Tribune is an ambiguous – and often misused – architectural term, which can have several meanings. Today, it most often refers to a dais or stage-like platform or, in a vaguer sense, any place from which a speech can be prominently made.

==Etymology==
The English term tribune ("raised platform") was derived as early as 1762 from French (tribune) and Italian (tribuna) words. These in turn stemmed from Medieval Latin tribuna and from Classical Latin tribunal, the elevated placing of a tribune's (or other Roman magistrate's) seat for official functions in the manner of a throne.

==Meanings==
- In ancient Rome, the term was used of a semicircular apse in a Roman basilica, with a raised platform, where a presiding magistrate (a tribune, or others) sat in an official chair. Subsequently, it applied generally to any raised structure from which speeches were delivered, including makeshift wooden structures in the Roman Forum and even the private box of the emperor at the Circus Maximus.
- In Medieval, and later, ecclesiastical architecture, the term applies to an area within a vaulted or semi-domed apse in a room or church. In this sense a tribune may contain a high altar or bishop's seat (cathedra). These features were particularly common in Roman and Byzantine church architecture. In these Christian basilicas the term is often retained for the semicircular recess behind the choir, as at San Clemente in Rome, Sant'Apollinare in Classe in Ravenna, San Zeno at Verona, or San Miniato near Florence. A secular example is its use for the celebrated octagon room of the Uffizi Palace at Florence.

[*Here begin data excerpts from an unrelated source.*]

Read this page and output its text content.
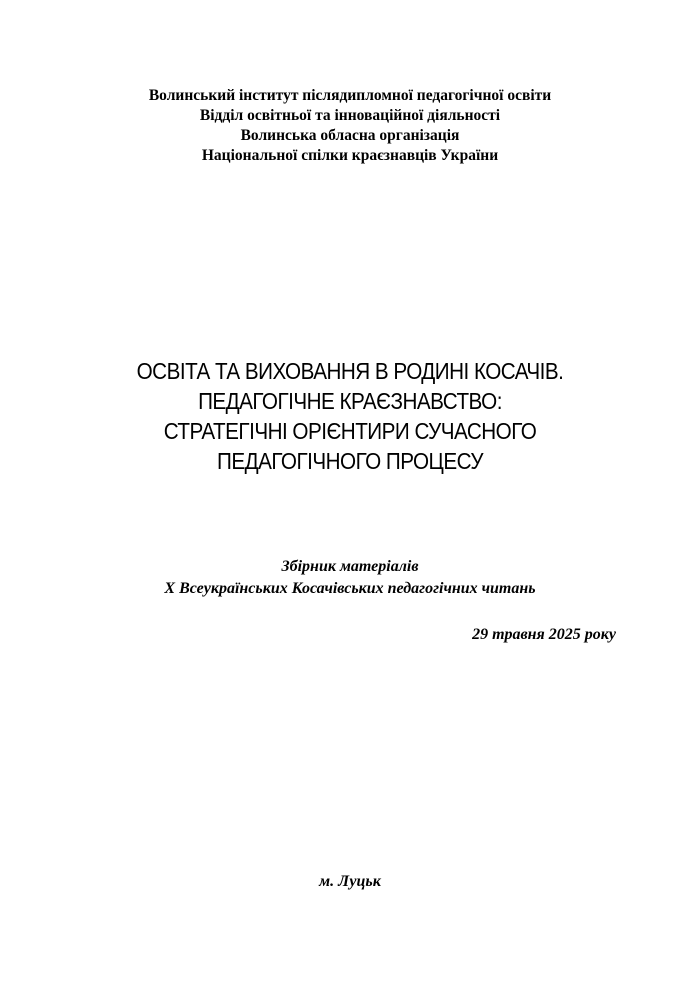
Волинський інститут післядипломної педагогічної освіти
Відділ освітньої та інноваційної діяльності
Волинська обласна організація
Національної спілки краєзнавців України
ОСВІТА ТА ВИХОВАННЯ В РОДИНІ КОСАЧІВ.
ПЕДАГОГІЧНЕ КРАЄЗНАВСТВО:
СТРАТЕГІЧНІ ОРІЄНТИРИ СУЧАСНОГО
ПЕДАГОГІЧНОГО ПРОЦЕСУ
Збірник матеріалів
X Всеукраїнських Косачівських педагогічних читань
29 травня 2025 року
м. Луцьк
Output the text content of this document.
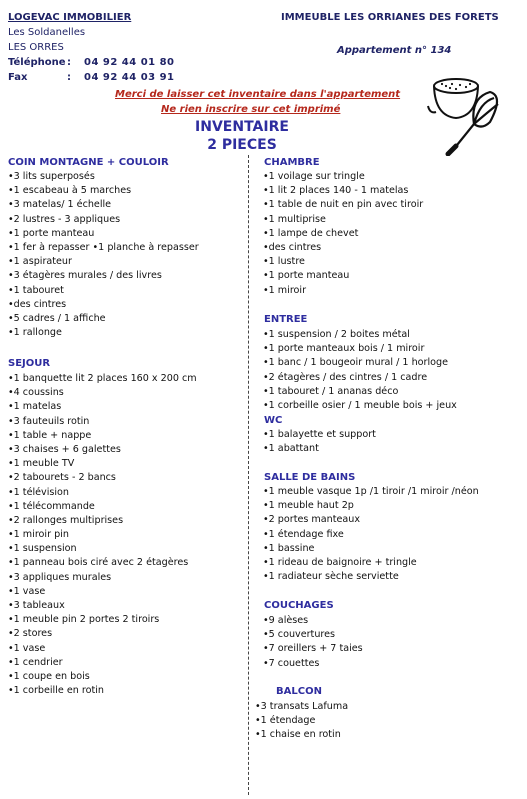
LOGEVAC IMMOBILIER
Les Soldanelles
LES ORRES
Téléphone : 04 92 44 01 80
Fax	: 04 92 44 03 91
IMMEUBLE LES ORRIANES DES FORETS
Appartement n° 134
Merci de laisser cet inventaire dans l'appartement
Ne rien inscrire sur cet imprimé
INVENTAIRE
2 PIECES
COIN MONTAGNE + COULOIR
•3 lits superposés
•1 escabeau à 5 marches
•3 matelas/ 1 échelle
•2 lustres - 3 appliques
•1 porte manteau
•1 fer à repasser •1 planche à repasser
•1 aspirateur
•3 étagères murales / des livres
•1 tabouret
•des cintres
•5 cadres / 1 affiche
•1 rallonge
SEJOUR
•1 banquette lit 2 places 160 x 200 cm
•4 coussins
•1 matelas
•3 fauteuils rotin
•1 table + nappe
•3 chaises + 6 galettes
•1 meuble TV
•2 tabourets - 2 bancs
•1 télévision
•1 télécommande
•2 rallonges multiprises
•1 miroir pin
•1 suspension
•1 panneau bois ciré avec 2 étagères
•3 appliques murales
•1 vase
•3 tableaux
•1 meuble pin 2 portes 2 tiroirs
•2 stores
•1 vase
•1 cendrier
•1 coupe en bois
•1 corbeille en rotin
CHAMBRE
•1 voilage sur tringle
•1 lit 2 places 140 - 1 matelas
•1 table de nuit en pin avec tiroir
•1 multiprise
•1 lampe de chevet
•des cintres
•1 lustre
•1 porte manteau
•1 miroir
ENTREE
•1 suspension / 2 boites métal
•1 porte manteaux bois / 1 miroir
•1 banc / 1 bougeoir mural / 1 horloge
•2 étagères / des cintres / 1 cadre
•1 tabouret / 1 ananas déco
•1 corbeille osier / 1 meuble bois + jeux
WC
•1 balayette et support
•1 abattant
SALLE DE BAINS
•1 meuble vasque 1p /1 tiroir /1 miroir /néon
•1 meuble haut 2p
•2 portes manteaux
•1 étendage fixe
•1 bassine
•1 rideau de baignoire + tringle
•1 radiateur sèche serviette
COUCHAGES
•9 alèses
•5 couvertures
•7 oreillers + 7 taies
•7 couettes
BALCON
•3 transats Lafuma
•1 étendage
•1 chaise en rotin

- The sense of the term is sometimes extended to any gallery, balcony, or triforium. (Nikolaus Pevsner, in his book series The Buildings of England (1951–74), is at pains to point out that a tribune and a triforium, while often confused, are not the same thing.) In a church, it may refer to an open arcade overlooking the nave of a church – or indeed any large hall – often situated below a clerestory.

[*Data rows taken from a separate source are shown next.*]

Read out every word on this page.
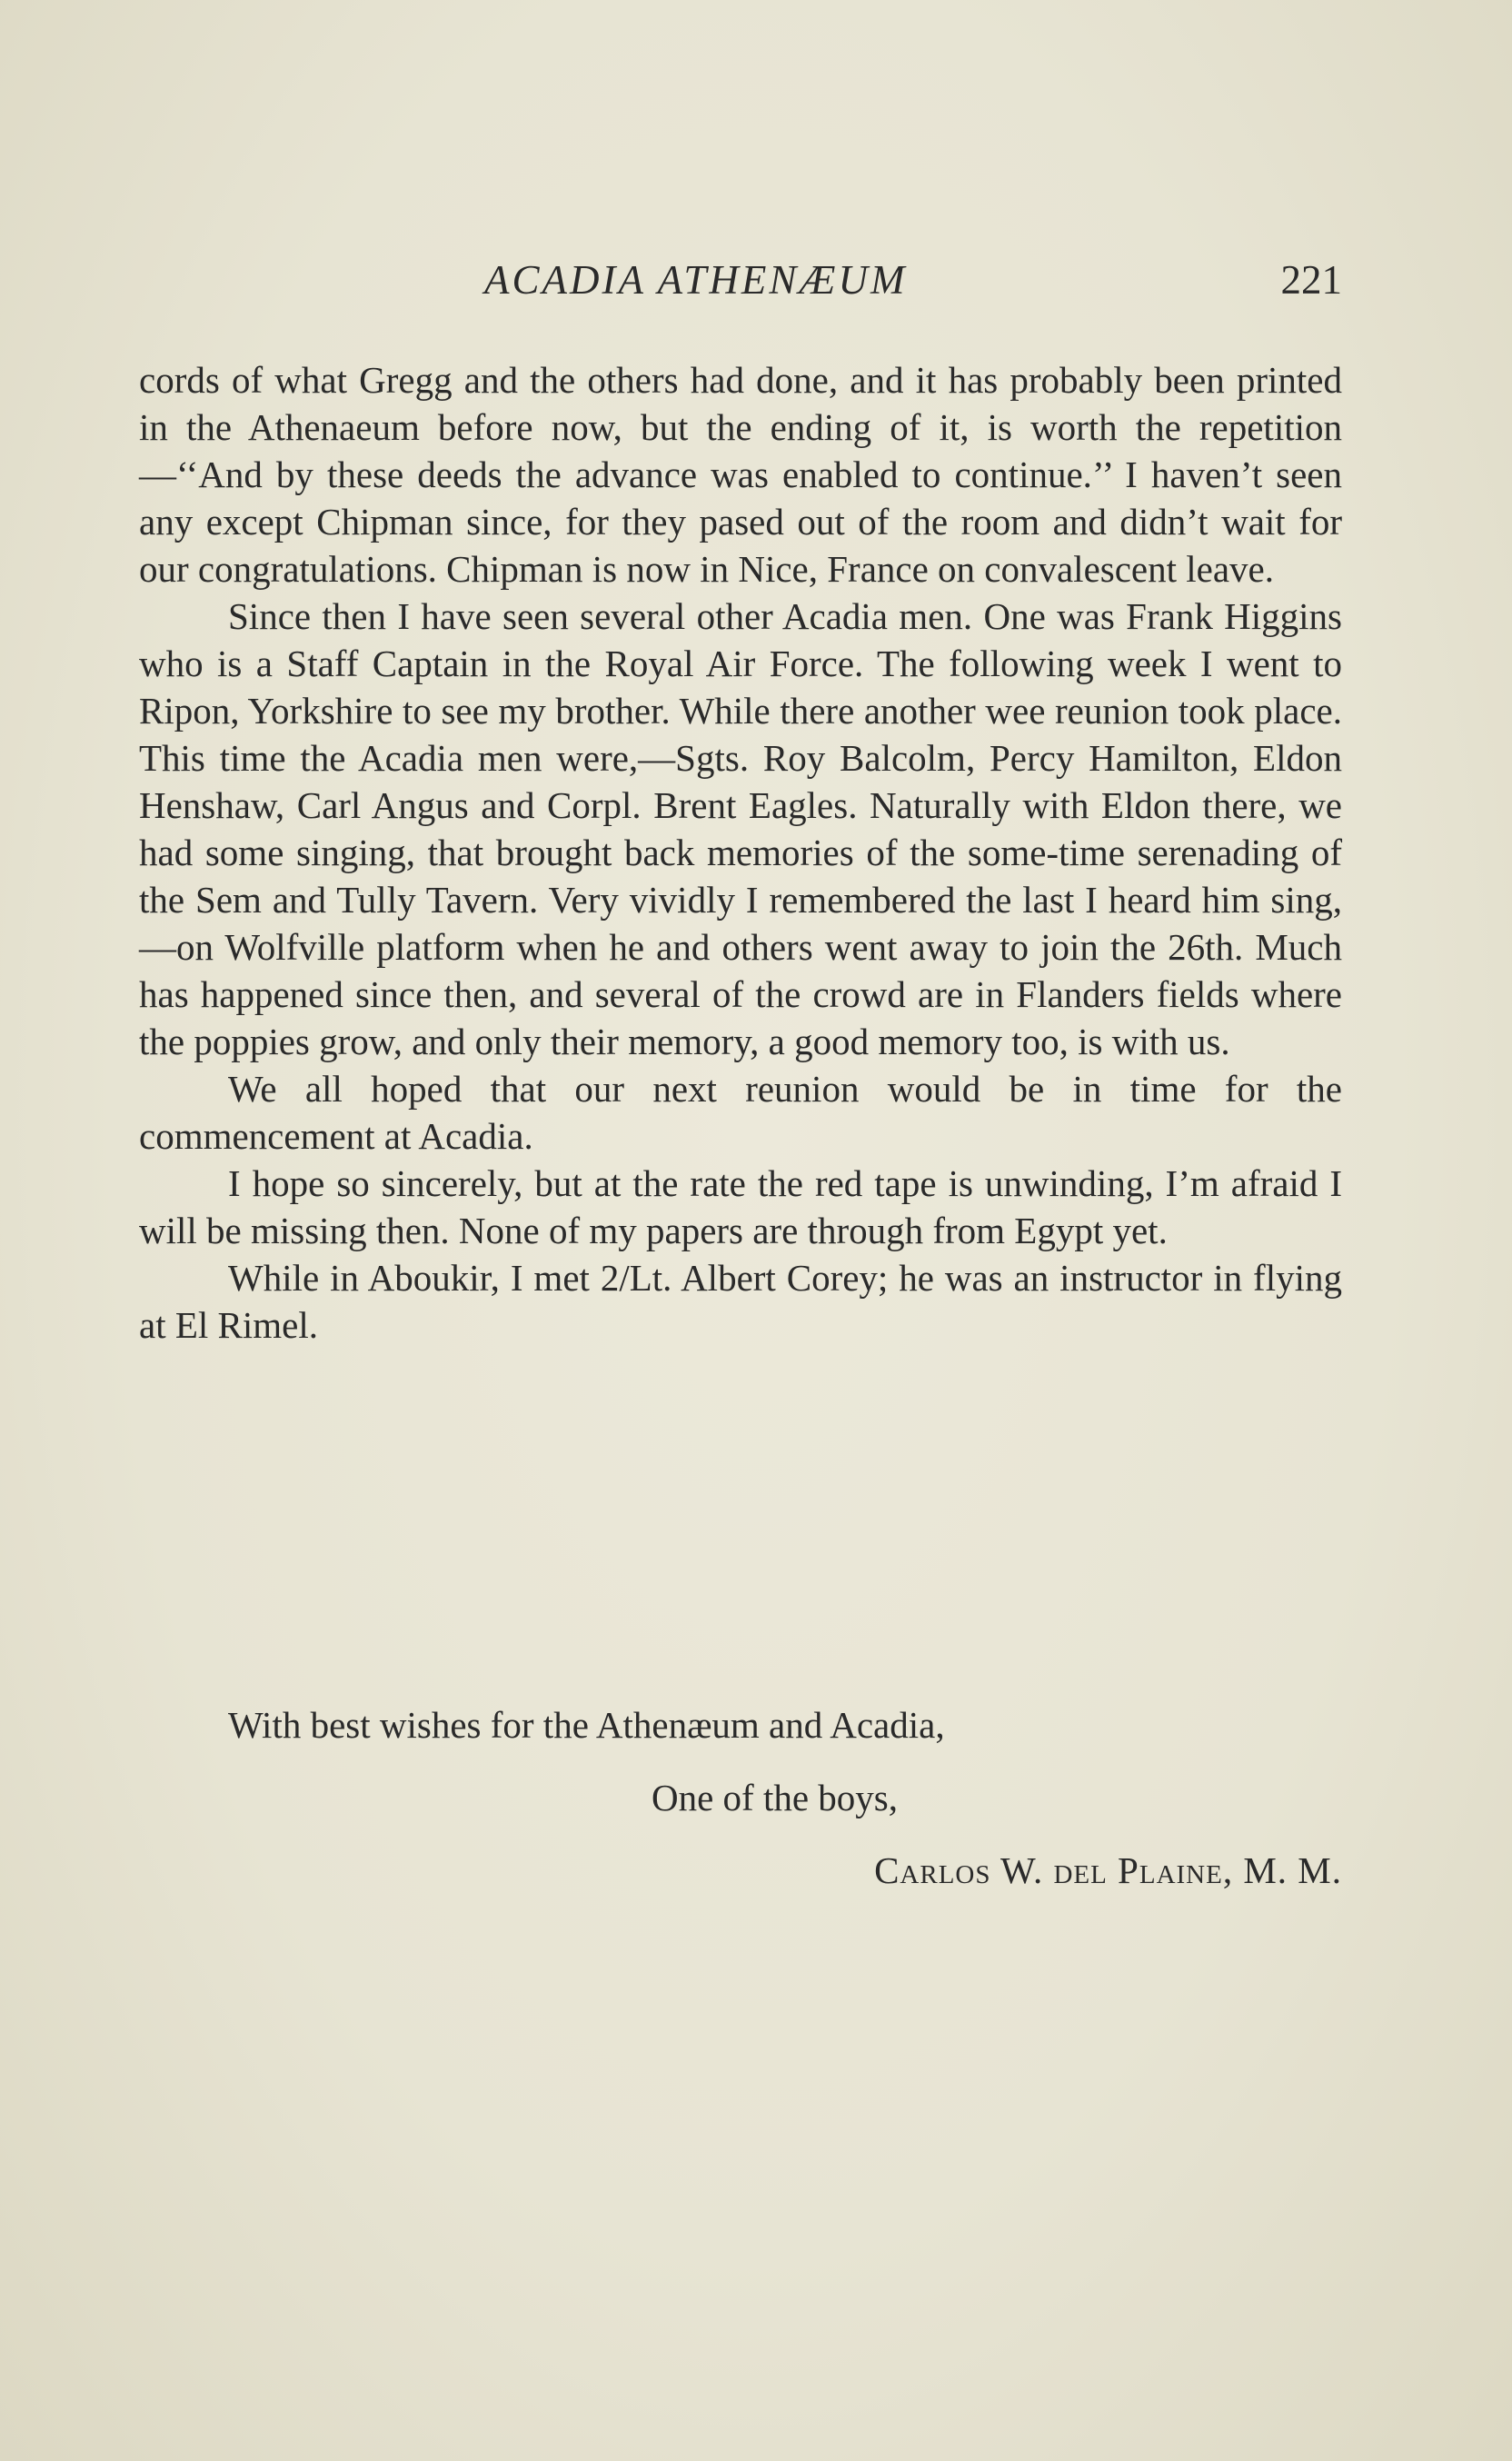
ACADIA ATHENÆUM	221

cords of what Gregg and the others had done, and it has probably been printed in the Athenaeum before now, but the ending of it, is worth the repetition—‘‘And by these deeds the advance was enabled to continue.’’ I haven’t seen any except Chipman since, for they pased out of the room and didn’t wait for our congratulations. Chipman is now in Nice, France on convalescent leave.

Since then I have seen several other Acadia men. One was Frank Higgins who is a Staff Captain in the Royal Air Force. The following week I went to Ripon, Yorkshire to see my brother. While there another wee reunion took place. This time the Acadia men were,—Sgts. Roy Balcolm, Percy Hamilton, Eldon Henshaw, Carl Angus and Corpl. Brent Eagles. Naturally with Eldon there, we had some singing, that brought back memories of the some-time serenading of the Sem and Tully Tavern. Very vividly I remembered the last I heard him sing,—on Wolfville platform when he and others went away to join the 26th. Much has happened since then, and several of the crowd are in Flanders fields where the poppies grow, and only their memory, a good memory too, is with us.

We all hoped that our next reunion would be in time for the commencement at Acadia.

I hope so sincerely, but at the rate the red tape is unwinding, I’m afraid I will be missing then. None of my papers are through from Egypt yet.

While in Aboukir, I met 2/Lt. Albert Corey; he was an instructor in flying at El Rimel.

With best wishes for the Athenæum and Acadia,
One of the boys,
Carlos W. del Plaine, M. M.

- The term is also loosely applied to various other raised spaces in secular or ecclesiastical buildings – in the latter sometimes in the place of pulpit, as in the Priory of Saint-Martin-des-Champs at Paris. Thus,"tribune" can refer to a dais or stage-like platform, or in a vaguer sense any place in a building from which a speech can be prominently made, which seems a return to the original function of the early Roman tribunal. This is the origin of the common metaphorical use of "tribune" in the names of newspapers, magazines and broadcast news programs.